海外研修全般に言えることであるが、海外研修を行いさえすえば学生の異文化への理解度が高まるというのは安易な幻想にすぎない。海外研修は、ときに異文化に対するバイアスを強化してしまうなど、本来の目的とは反対に作用してしまう危険性も有している。
一例として、筆者が2011~2014年度まで鹿児島大学共通教育で担当していた、「鹿児島大学砂漠緑化研修プログラム」(P-SEG科目)を挙げておく。本プログラムは、鹿児島大学と中国東北大学(遼寧省瀋陽市)の学生が共同して、内モンゴル東部の通遼市で夏季に植林活動を行うという内容であり、もともと本学の工学系教員が開始したプログラムを筆者が引き継ぐ形で担当したものである。植林場所は現地のモンゴル族が経営する旅行会社に船体を依頼し、植林に際しては現地住民に協力金が支払われる仕組みとなっていた。 一般に、植林活動と言えば悪いイメージを持つ学生は皆無である。むろん筆者が引率した鹿児島大学の学生も、そして中国東北大学の学生も、当人たちは「良いことをした」という強い満足感を得ていた。しかし、その中でただ一人、筆者だけが非常に複雑な感情を抱いていた。
学生たちが植林活動をしたホルチン左翼後旗は、内モンゴル東部でも有数の砂漠化が進行している地帯であることは間違いない。ただし、問題はその原因である。一般に、牧畜地域での砂漠化といえば過放牧、つまり牧畜民が牧草の再生力を超えた家畜を放牧することに原因が求められがちである。内モンゴル東部において、その理解は一面では正しく、一面では誤っている。というのも、内モンゴル東部における過放牧は、家畜の増加以前に牧地の減少が大きく関係しているからである。歴史的に、内モンゴル東部へは漢族の農民が移民として流入し、農地の開墾を続けてきたが、それがピークに達するのは1950~1960年代にかけてであった。農地の増大は牧地の減少を意味する。
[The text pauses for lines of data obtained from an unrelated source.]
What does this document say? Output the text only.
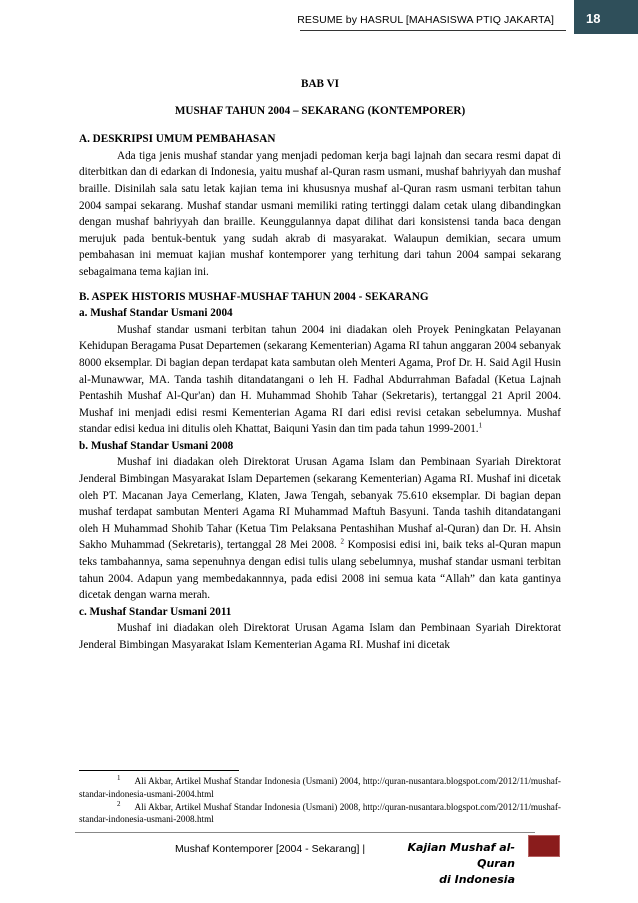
RESUME by HASRUL [MAHASISWA PTIQ JAKARTA] 18
BAB VI
MUSHAF TAHUN 2004 – SEKARANG (KONTEMPORER)
A. DESKRIPSI UMUM PEMBAHASAN

Ada tiga jenis mushaf standar yang menjadi pedoman kerja bagi lajnah dan secara resmi dapat di diterbitkan dan di edarkan di Indonesia, yaitu mushaf al-Quran rasm usmani, mushaf bahriyyah dan mushaf braille. Disinilah sala satu letak kajian tema ini khususnya mushaf al-Quran rasm usmani terbitan tahun 2004 sampai sekarang. Mushaf standar usmani memiliki rating tertinggi dalam cetak ulang dibandingkan dengan mushaf bahriyyah dan braille. Keunggulannya dapat dilihat dari konsistensi tanda baca dengan merujuk pada bentuk-bentuk yang sudah akrab di masyarakat. Walaupun demikian, secara umum pembahasan ini memuat kajian mushaf kontemporer yang terhitung dari tahun 2004 sampai sekarang sebagaimana tema kajian ini.

B. ASPEK HISTORIS MUSHAF-MUSHAF TAHUN 2004 - SEKARANG
a. Mushaf Standar Usmani 2004

Mushaf standar usmani terbitan tahun 2004 ini diadakan oleh Proyek Peningkatan Pelayanan Kehidupan Beragama Pusat Departemen (sekarang Kementerian) Agama RI tahun anggaran 2004 sebanyak 8000 eksemplar. Di bagian depan terdapat kata sambutan oleh Menteri Agama, Prof Dr. H. Said Agil Husin al-Munawwar, MA. Tanda tashih ditandatangani o leh H. Fadhal Abdurrahman Bafadal (Ketua Lajnah Pentashih Mushaf Al-Qur'an) dan H. Muhammad Shohib Tahar (Sekretaris), tertanggal 21 April 2004. Mushaf ini menjadi edisi resmi Kementerian Agama RI dari edisi revisi cetakan sebelumnya. Mushaf standar edisi kedua ini ditulis oleh Khattat, Baiquni Yasin dan tim pada tahun 1999-2001.$^1$

b. Mushaf Standar Usmani 2008

Mushaf ini diadakan oleh Direktorat Urusan Agama Islam dan Pembinaan Syariah Direktorat Jenderal Bimbingan Masyarakat Islam Departemen (sekarang Kementerian) Agama RI. Mushaf ini dicetak oleh PT. Macanan Jaya Cemerlang, Klaten, Jawa Tengah, sebanyak 75.610 eksemplar. Di bagian depan mushaf terdapat sambutan Menteri Agama RI Muhammad Maftuh Basyuni. Tanda tashih ditandatangani oleh H Muhammad Shohib Tahar (Ketua Tim Pelaksana Pentashihan Mushaf al-Quran) dan Dr. H. Ahsin Sakho Muhammad (Sekretaris), tertanggal 28 Mei 2008. $^2$ Komposisi edisi ini, baik teks al-Quran mapun teks tambahannya, sama sepenuhnya dengan edisi tulis ulang sebelumnya, mushaf standar usmani terbitan tahun 2004. Adapun yang membedakannnya, pada edisi 2008 ini semua kata “Allah” dan kata gantinya dicetak dengan warna merah.

c. Mushaf Standar Usmani 2011

Mushaf ini diadakan oleh Direktorat Urusan Agama Islam dan Pembinaan Syariah Direktorat Jenderal Bimbingan Masyarakat Islam Kementerian Agama RI. Mushaf ini dicetak

$^1$ Ali Akbar, Artikel Mushaf Standar Indonesia (Usmani) 2004, http://quran-nusantara.blogspot.com/2012/11/mushaf-standar-indonesia-usmani-2004.html
$^2$ Ali Akbar, Artikel Mushaf Standar Indonesia (Usmani) 2008, http://quran-nusantara.blogspot.com/2012/11/mushaf-standar-indonesia-usmani-2008.html
Mushaf Kontemporer [2004 - Sekarang] |	Kajian Mushaf al-Quran
di Indonesia
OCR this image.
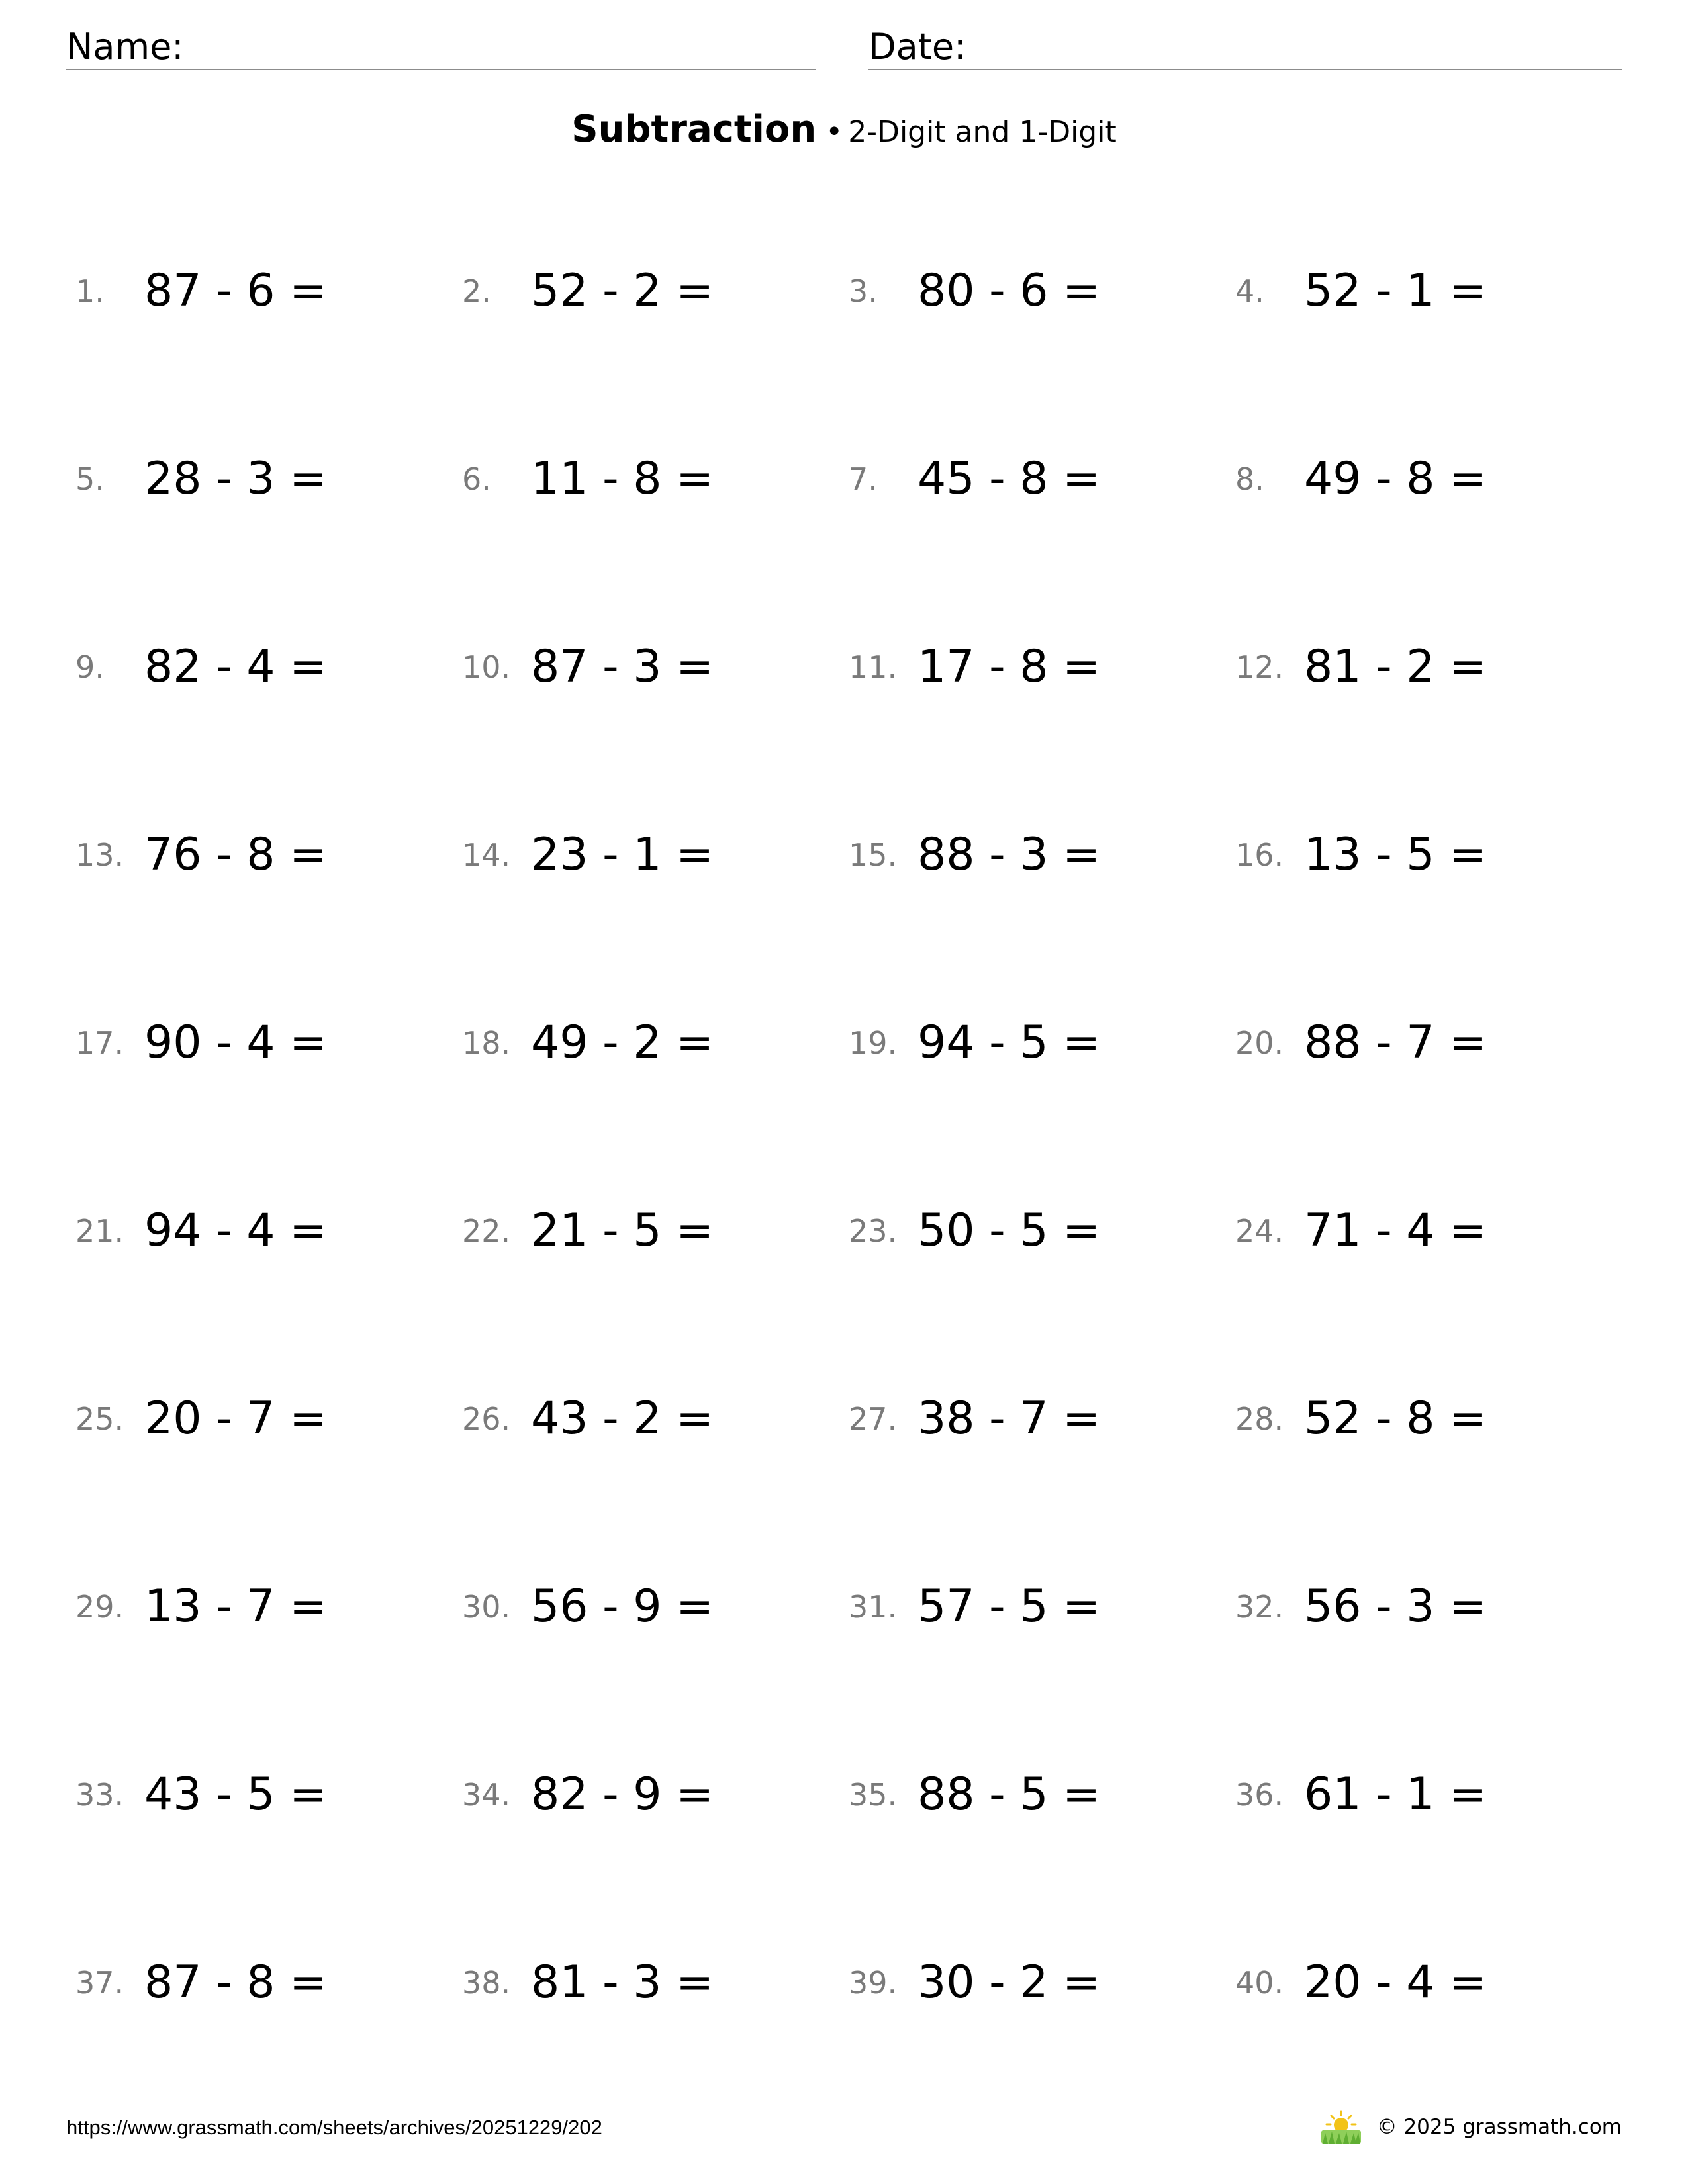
Name:	Date:
Subtraction • 2-Digit and 1-Digit
1. 87 - 6 =	2. 52 - 2 =	3. 80 - 6 =	4. 52 - 1 =
5. 28 - 3 =	6. 11 - 8 =	7. 45 - 8 =	8. 49 - 8 =
9. 82 - 4 =	10. 87 - 3 =	11. 17 - 8 =	12. 81 - 2 =
13. 76 - 8 =	14. 23 - 1 =	15. 88 - 3 =	16. 13 - 5 =
17. 90 - 4 =	18. 49 - 2 =	19. 94 - 5 =	20. 88 - 7 =
21. 94 - 4 =	22. 21 - 5 =	23. 50 - 5 =	24. 71 - 4 =
25. 20 - 7 =	26. 43 - 2 =	27. 38 - 7 =	28. 52 - 8 =
29. 13 - 7 =	30. 56 - 9 =	31. 57 - 5 =	32. 56 - 3 =
33. 43 - 5 =	34. 82 - 9 =	35. 88 - 5 =	36. 61 - 1 =
37. 87 - 8 =	38. 81 - 3 =	39. 30 - 2 =	40. 20 - 4 =
https://www.grassmath.com/sheets/archives/20251229/202	© 2025 grassmath.com
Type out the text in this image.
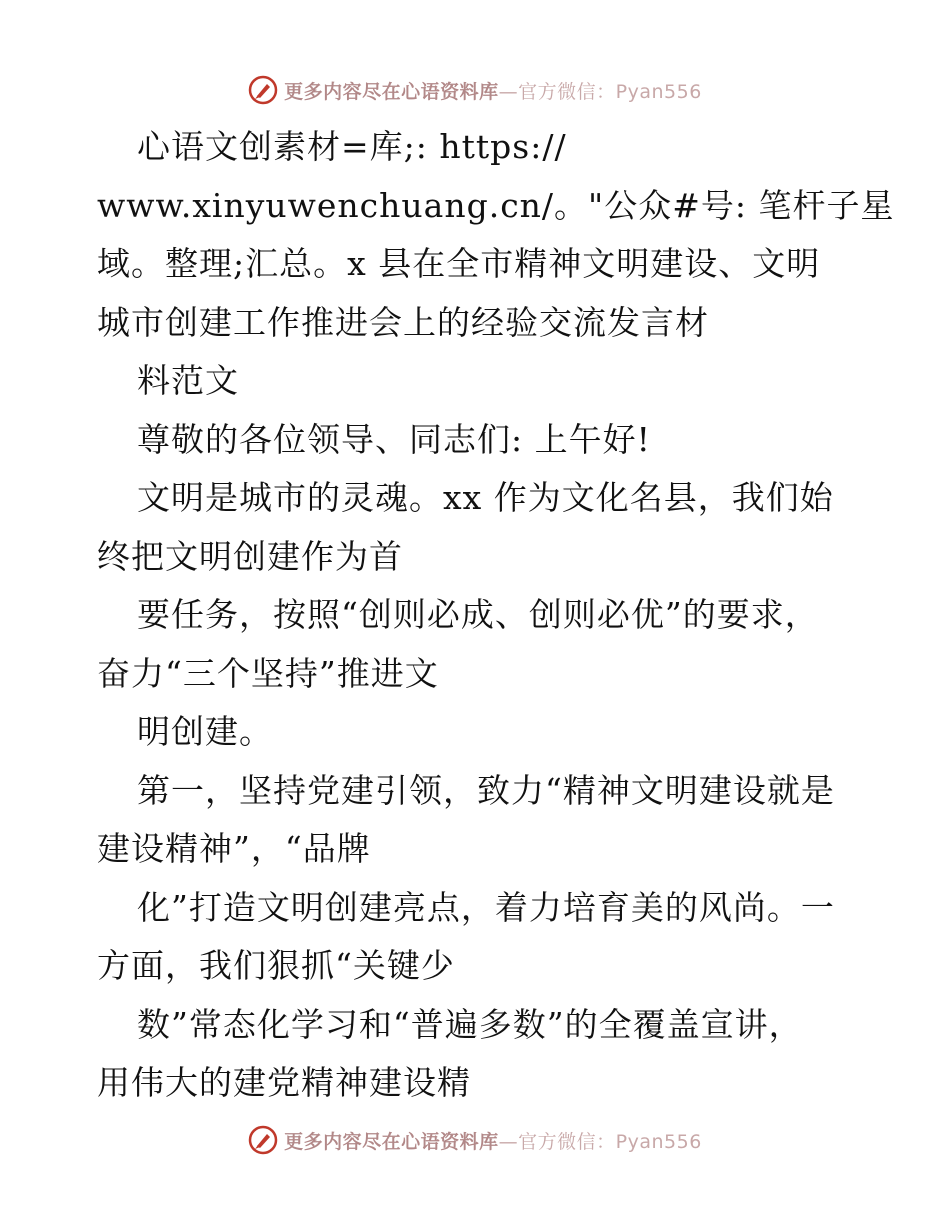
更多内容尽在心语资料库—官方微信：Pyan556
心语文创素材=库;: https://
www.xinyuwenchuang.cn/。"公众#号: 笔杆子星
域。整理;汇总。x 县在全市精神文明建设、文明
城市创建工作推进会上的经验交流发言材
料范文
尊敬的各位领导、同志们: 上午好!
文明是城市的灵魂。xx 作为文化名县，我们始
终把文明创建作为首
要任务，按照“创则必成、创则必优”的要求，
奋力“三个坚持”推进文
明创建。
第一，坚持党建引领，致力“精神文明建设就是
建设精神”，“品牌
化”打造文明创建亮点，着力培育美的风尚。一
方面，我们狠抓“关键少
数”常态化学习和“普遍多数”的全覆盖宣讲，
用伟大的建党精神建设精
更多内容尽在心语资料库—官方微信：Pyan556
しかも、開墾に適した場所は牧地としても草生が良好な場所であり、牧畜民は条件の悪い牧地に撤退を強いられた。
実際、上述の砂漠緑化研修プログラムで植林を行った場所は、整地の痕跡や周辺に存在した畑地の存在から類推して、耕作放棄地と理解すべき場所であった。ただし両校の学生にすれば、モンゴル族村落の近辺にある牧草地風の場所として理解されており、持続性を考えない過放牧による砂漠化で困窮した牧畜民の手助けをボランティアで行った記憶として定着していることは想像に難くない。なお、中国の政府レベルでも同様の言説が流布されており、その意味では中国の国内問題である漢族=モンゴル族の民族間対立の片方(マジョリティ側)に日本人学生が図らずも加担する構図となってしまっている。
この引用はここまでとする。